Ma chair disloquée frissonne de tous ses pores,
Je sue toute la rancœur de mes tourments humides,
Je bave mon espérance toujours condamnée,
Je bois ton amertume inassouvie,
Je te rêve en mes rêves lubriques,
Je te mange le cœur qui saigne d’un souvenir écarlate,
Je tue le Dieu qui t’habite,
J’assassine tes espoirs oubliés.
Je suis le mur de ma cellule et la camisole qui m’oppresse,
La prison de mes pensées à jamais égarées,
La pierre inassouvie d’un Sisyphe désespéré.
Je ne suis plus que bave,
Je ne suis plus que rage,
Je ne suis plus qu’un tremblement effrayant,
Je ne suis plus qu’un esclave en sursis,
Je ne suis plus que le squelette de mes angoisses.

Y-a-t-il des fous au paradis ?

Lauréat du grand prix du groupe poétique du Roussillon (classique)

Nuit libertine

Une lune éclaircit une nuit libertine
Aux reflets argentins d’un Pierrot somnolent,
Clair-obscur de mon âme et rythme turbulent
Du profond de ta vague à la ferveur mutine.

Ton corps est amoureux dans le nu de l’été,
Il brille au crépuscule en une étoile humide,
Les larmes de désir à la candeur timide
Inondent mon émoi de leur ébriété.

Un sourire charmeur embrase ton visage,
Ensemble pour toujours nous resterons couchés
Sous le ciel magenta de nos tendres péchés,
Attendant le signal d’un céleste présage.
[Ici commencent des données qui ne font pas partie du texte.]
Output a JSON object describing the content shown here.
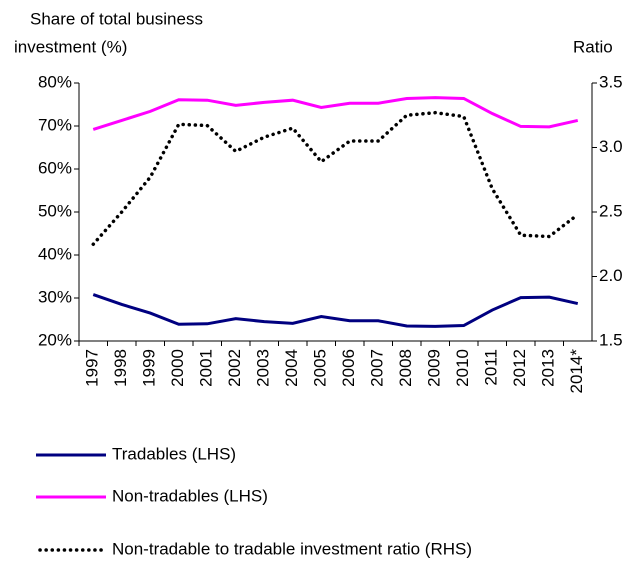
{
  "chart_data": {
    "type": "line",
    "y_label": [
      "Share of total business",
      "investment (%)"
    ],
    "y2_label": "Ratio",
    "categories": [
      "1997",
      "1998",
      "1999",
      "2000",
      "2001",
      "2002",
      "2003",
      "2004",
      "2005",
      "2006",
      "2007",
      "2008",
      "2009",
      "2010",
      "2011",
      "2012",
      "2013",
      "2014*"
    ],
    "series": [
      {
        "name": "Tradables (LHS)",
        "color": "#000080",
        "style": "solid",
        "values": [
          30.8,
          28.5,
          26.5,
          23.9,
          24.0,
          25.2,
          24.5,
          24.1,
          25.7,
          24.7,
          24.7,
          23.5,
          23.4,
          23.6,
          27.2,
          30.1,
          30.2,
          28.7
        ]
      },
      {
        "name": "Non-tradables (LHS)",
        "color": "#ff00ff",
        "style": "solid",
        "values": [
          69.2,
          71.3,
          73.4,
          76.1,
          76.0,
          74.8,
          75.5,
          76.0,
          74.3,
          75.3,
          75.3,
          76.4,
          76.6,
          76.4,
          72.9,
          69.9,
          69.8,
          71.3
        ]
      },
      {
        "name": "Non-tradable to tradable investment ratio (RHS)",
        "color": "#000000",
        "style": "dotted",
        "axis": "y2",
        "values": [
          2.25,
          2.5,
          2.77,
          3.18,
          3.17,
          2.97,
          3.08,
          3.15,
          2.89,
          3.05,
          3.05,
          3.25,
          3.27,
          3.24,
          2.68,
          2.32,
          2.31,
          2.48
        ]
      }
    ],
    "ylim": [
      20,
      80
    ],
    "yticks": [
      {
        "value": 20,
        "label": "20%"
      },
      {
        "value": 30,
        "label": "30%"
      },
      {
        "value": 40,
        "label": "40%"
      },
      {
        "value": 50,
        "label": "50%"
      },
      {
        "value": 60,
        "label": "60%"
      },
      {
        "value": 70,
        "label": "70%"
      },
      {
        "value": 80,
        "label": "80%"
      }
    ],
    "y2lim": [
      1.5,
      3.5
    ],
    "y2ticks": [
      1.5,
      {
        "value": 2,
        "label": "2.0"
      },
      2.5,
      {
        "value": 3,
        "label": "3.0"
      },
      3.5
    ],
    "grid": false
  }
}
Lauréat du grand prix du groupe poétique du Roussillon (sonnet)

Il n’est rien en mon âme

Il n’est rien en mon âme aussi triste soit-elle
Pour n’oublier jamais le tendre souvenir
De ce passé divin lorsque son avenir
N’était qu’une espérance à l’allure immortelle.

Illusion perdue, amère bagatelle,
Vous habitez ma vie en pâle devenir,
Je ne suis qu’un vieillard qui voudrait rajeunir,
Une démangeaison prise par la grattelle.

Qu’as-tu fait du talent que les Dieux t’ont donné,
Du soleil sur la plage un jour abandonné
Dans le fâcheux brouillard de ton insuffisance.

Il me reste les vers d’un pauvre mirliton,
Quelques rares quatrains faits par un marmiton
Qui cuisine un poème en retrouvant l’enfance.

Premier prix du sonnet à Lamalou-les-bains

Hommage aux poètes disparus 

J’ai vu le soleil noir de Gérard de Nerval
Se perdre dans l’obscur de sa mélancolie.
Le poète a souvent un germe de folie
Qui donne à sa palette un air de carnaval.

Les pieds dans les glaïeuls, notre dormeur du val
Imagine sa belle, elle était si jolie,
Avant de disparaître et rejoindre la lie,
Tué par son orgueil comme un dernier rival.

Sa voix douce et sonore en écho chez Verlaine
Résonne dans ses vers et sur la grande plaine,
Où sa lèvre se pose en délicate fleur.

La Nature est un temple où Baudelaire admire
Les parfums exaltés de la fraîche couleur
D’un matin de bohème où mon sonnet se mire.